Karim Lebhour, vendredi 27 août 2010

Mahmoud Abbas doit faire face aux cri­tiques de plus en plus viru­lentes dans l’opinion pales­ti­nienne pour avoir accepté de reprendre les négo­cia­tions avec Israël. Un par­terre d’intellectuels et de mou­ve­ments de gauche ont voulu une grande confé­rence anti-​​négociations à Ramallah, mais elle a été bru­ta­lement dis­persée par les forces de police palestiniennes.

La confé­rence avait pour ambition de lancer un large mou­vement contre la reprise des négo­cia­tions avec Israël que beaucoup de Pales­ti­niens voient comme une capi­tu­lation face aux pres­sions américaines.
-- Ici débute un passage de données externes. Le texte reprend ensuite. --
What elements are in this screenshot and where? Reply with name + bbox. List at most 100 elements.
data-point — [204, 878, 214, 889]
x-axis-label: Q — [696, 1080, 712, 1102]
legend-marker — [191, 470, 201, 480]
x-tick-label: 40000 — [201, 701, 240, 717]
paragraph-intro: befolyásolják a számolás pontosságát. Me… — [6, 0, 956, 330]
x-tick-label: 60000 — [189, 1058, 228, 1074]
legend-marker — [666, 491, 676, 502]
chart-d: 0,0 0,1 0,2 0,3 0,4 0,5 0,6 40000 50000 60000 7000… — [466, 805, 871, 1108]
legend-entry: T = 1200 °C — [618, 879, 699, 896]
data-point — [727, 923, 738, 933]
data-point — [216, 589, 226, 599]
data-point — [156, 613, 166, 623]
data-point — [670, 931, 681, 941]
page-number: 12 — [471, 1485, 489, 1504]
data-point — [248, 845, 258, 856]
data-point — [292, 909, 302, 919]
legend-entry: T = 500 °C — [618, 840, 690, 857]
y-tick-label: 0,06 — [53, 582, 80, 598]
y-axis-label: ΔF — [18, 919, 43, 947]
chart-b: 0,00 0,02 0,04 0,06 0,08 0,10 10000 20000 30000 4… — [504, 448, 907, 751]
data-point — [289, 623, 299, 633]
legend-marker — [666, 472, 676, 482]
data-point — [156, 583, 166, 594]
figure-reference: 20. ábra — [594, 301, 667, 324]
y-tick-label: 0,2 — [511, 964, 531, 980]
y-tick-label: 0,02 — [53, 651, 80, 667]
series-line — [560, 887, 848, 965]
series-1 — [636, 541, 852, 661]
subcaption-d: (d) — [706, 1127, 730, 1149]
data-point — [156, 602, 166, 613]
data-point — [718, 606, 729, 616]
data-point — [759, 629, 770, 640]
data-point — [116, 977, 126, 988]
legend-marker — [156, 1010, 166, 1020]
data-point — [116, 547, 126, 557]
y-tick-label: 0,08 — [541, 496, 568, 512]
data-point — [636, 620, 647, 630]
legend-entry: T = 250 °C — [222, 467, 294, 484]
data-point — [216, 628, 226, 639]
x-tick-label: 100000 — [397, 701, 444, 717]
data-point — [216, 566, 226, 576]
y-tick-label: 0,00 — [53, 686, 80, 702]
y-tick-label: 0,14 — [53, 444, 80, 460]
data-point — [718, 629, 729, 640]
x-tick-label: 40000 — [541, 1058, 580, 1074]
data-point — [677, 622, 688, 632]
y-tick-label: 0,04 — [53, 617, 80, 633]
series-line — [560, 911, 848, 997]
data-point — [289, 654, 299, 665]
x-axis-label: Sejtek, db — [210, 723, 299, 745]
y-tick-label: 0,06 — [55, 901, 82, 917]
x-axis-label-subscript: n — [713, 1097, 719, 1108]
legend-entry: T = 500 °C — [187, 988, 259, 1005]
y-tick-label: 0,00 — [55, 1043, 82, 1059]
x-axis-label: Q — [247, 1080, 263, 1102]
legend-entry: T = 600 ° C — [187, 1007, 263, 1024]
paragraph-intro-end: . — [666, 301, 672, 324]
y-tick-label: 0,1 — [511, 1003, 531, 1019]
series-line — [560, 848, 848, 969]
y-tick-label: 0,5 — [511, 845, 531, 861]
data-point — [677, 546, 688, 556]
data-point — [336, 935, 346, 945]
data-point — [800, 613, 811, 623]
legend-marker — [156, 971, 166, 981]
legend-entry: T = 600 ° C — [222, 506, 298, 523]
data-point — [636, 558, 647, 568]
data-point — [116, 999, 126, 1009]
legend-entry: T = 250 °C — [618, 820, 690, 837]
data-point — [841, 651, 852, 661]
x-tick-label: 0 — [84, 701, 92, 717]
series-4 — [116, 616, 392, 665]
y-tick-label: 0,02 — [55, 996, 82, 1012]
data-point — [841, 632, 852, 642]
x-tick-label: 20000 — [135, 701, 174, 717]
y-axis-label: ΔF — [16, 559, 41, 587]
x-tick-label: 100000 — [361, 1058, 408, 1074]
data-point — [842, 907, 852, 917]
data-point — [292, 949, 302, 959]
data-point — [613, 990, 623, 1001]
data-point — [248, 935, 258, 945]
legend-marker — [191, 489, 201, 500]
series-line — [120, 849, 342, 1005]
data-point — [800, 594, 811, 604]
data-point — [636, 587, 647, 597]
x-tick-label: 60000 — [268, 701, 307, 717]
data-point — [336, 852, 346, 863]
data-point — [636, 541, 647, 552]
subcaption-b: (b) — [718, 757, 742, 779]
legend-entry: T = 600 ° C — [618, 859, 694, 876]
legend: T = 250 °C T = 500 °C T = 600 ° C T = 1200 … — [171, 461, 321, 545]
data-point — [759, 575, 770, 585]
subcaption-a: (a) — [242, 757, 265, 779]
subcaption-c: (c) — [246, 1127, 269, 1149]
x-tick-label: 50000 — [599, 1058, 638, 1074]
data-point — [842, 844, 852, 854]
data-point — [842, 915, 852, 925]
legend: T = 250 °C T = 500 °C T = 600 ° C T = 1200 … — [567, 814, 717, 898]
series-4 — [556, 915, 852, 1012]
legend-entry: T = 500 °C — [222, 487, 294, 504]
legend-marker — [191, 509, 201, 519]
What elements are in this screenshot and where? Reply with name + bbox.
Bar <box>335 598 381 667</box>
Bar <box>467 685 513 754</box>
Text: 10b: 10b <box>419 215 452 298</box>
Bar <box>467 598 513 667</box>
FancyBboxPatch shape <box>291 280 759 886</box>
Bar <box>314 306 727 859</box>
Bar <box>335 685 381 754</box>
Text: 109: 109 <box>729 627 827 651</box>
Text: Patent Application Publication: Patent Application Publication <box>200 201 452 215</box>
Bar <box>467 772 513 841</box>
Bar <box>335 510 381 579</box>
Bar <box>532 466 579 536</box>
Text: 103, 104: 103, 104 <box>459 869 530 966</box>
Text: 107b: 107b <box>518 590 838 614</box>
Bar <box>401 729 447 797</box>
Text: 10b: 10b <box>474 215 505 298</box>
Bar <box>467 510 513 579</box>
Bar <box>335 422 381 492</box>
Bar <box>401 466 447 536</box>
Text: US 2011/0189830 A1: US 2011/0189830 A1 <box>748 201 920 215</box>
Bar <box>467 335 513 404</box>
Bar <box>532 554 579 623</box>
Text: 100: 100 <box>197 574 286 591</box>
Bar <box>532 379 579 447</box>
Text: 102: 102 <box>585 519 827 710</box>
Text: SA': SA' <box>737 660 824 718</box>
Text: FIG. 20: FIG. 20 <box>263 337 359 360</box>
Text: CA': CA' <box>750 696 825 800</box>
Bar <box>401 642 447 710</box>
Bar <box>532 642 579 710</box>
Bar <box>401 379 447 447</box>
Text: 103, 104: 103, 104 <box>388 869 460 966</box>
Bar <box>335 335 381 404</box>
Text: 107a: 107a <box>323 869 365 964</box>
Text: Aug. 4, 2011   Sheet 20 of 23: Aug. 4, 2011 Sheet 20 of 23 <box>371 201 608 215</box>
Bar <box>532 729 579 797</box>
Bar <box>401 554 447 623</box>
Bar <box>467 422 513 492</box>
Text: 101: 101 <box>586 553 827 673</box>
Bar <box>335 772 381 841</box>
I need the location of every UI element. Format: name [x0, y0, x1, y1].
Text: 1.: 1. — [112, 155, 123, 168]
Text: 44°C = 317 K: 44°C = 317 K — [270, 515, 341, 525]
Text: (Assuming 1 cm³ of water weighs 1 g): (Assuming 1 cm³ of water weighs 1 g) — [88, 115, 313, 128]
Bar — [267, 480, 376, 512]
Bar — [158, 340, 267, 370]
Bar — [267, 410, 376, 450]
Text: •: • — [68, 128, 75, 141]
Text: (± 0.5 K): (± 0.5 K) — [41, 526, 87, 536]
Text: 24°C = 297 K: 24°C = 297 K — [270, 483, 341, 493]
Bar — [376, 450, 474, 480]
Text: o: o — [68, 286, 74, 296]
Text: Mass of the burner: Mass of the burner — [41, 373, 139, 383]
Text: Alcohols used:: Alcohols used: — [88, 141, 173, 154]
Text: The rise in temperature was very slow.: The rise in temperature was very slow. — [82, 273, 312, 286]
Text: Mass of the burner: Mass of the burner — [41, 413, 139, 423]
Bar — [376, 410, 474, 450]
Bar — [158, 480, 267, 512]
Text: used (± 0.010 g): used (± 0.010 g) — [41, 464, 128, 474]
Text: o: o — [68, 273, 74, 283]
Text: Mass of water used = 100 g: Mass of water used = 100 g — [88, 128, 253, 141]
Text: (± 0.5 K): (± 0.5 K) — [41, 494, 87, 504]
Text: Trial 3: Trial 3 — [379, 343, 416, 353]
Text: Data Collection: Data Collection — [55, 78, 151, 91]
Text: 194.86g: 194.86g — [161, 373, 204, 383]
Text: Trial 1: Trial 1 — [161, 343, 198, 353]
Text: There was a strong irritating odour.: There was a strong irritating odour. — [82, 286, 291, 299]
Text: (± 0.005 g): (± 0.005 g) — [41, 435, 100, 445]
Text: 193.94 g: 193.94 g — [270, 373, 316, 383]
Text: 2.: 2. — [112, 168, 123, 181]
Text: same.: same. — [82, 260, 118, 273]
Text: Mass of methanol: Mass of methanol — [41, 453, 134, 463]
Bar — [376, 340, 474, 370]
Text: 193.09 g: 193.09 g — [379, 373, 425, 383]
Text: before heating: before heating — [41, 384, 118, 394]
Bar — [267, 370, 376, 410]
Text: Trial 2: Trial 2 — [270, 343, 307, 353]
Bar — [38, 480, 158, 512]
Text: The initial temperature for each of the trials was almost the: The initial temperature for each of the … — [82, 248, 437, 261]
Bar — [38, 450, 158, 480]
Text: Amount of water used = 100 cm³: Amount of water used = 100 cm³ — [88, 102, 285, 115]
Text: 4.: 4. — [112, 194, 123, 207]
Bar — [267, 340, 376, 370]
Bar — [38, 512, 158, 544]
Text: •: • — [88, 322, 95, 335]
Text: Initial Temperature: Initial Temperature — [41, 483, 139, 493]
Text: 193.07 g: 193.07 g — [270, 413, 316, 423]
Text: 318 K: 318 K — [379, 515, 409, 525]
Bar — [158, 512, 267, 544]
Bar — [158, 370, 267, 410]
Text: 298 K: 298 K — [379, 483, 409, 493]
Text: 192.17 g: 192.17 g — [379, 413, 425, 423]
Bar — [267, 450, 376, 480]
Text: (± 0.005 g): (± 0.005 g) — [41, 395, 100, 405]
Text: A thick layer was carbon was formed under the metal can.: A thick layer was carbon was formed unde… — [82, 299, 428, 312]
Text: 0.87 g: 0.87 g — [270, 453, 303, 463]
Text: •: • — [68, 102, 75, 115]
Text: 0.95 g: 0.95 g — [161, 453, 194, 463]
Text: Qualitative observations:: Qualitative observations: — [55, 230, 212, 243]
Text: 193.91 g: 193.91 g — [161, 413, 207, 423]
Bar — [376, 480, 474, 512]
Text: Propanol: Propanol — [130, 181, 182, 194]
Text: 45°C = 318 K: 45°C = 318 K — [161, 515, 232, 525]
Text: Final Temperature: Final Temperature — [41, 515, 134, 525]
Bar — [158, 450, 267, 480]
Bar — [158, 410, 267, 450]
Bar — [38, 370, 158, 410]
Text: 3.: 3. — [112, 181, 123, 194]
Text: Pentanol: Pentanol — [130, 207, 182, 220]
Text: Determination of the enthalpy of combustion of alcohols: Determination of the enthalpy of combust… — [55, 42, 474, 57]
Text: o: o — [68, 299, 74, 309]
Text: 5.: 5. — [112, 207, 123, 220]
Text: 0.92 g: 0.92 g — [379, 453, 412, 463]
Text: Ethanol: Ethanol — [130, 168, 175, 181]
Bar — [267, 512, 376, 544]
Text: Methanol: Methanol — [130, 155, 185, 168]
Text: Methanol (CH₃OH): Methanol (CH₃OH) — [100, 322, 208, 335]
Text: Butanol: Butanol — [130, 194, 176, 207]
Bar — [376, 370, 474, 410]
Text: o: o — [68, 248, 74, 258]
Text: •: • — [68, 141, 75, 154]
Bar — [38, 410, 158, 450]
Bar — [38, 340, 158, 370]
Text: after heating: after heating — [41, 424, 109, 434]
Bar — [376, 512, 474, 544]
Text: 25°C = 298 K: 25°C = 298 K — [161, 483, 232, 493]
Au milieu des débats, plu­sieurs dizaines de jeunes en habits civils ont fait irruption bran­dissant des por­traits de Mahmoud Abbas et chantant des slogans du Fatah. La confé­rence a été inter­rompue. Des jour­na­listes qui ten­taient de filmer la scène ont été mal­menés tandis qu’à l’extérieur, des poli­ciers en uni­forme empê­chaient les confé­ren­ciers de marcher en cortège jusqu’au centre-​​ville.

L’incident fait grand bruit à un moment où l’Autorité pales­ti­nienne peine à expliquer pourquoi elle reprend les pour­parlers avec Israël sans avoir obtenu de gel des colonies. Les méthodes de la police illus­trent également la dérive auto­ri­taire du régime de Mahmoud Abbas qui a annulé sans raison valable les élec­tions muni­ci­pales prévues le mois dernier.

Sous le feu des cri­tiques, Mahmoud Abbas a demandé une enquête pour usage excessif de la force. Les oppo­sants quant à eux ont promis de se mobi­liser encore plus lar­gement contre ce nouveau cycle de négociations.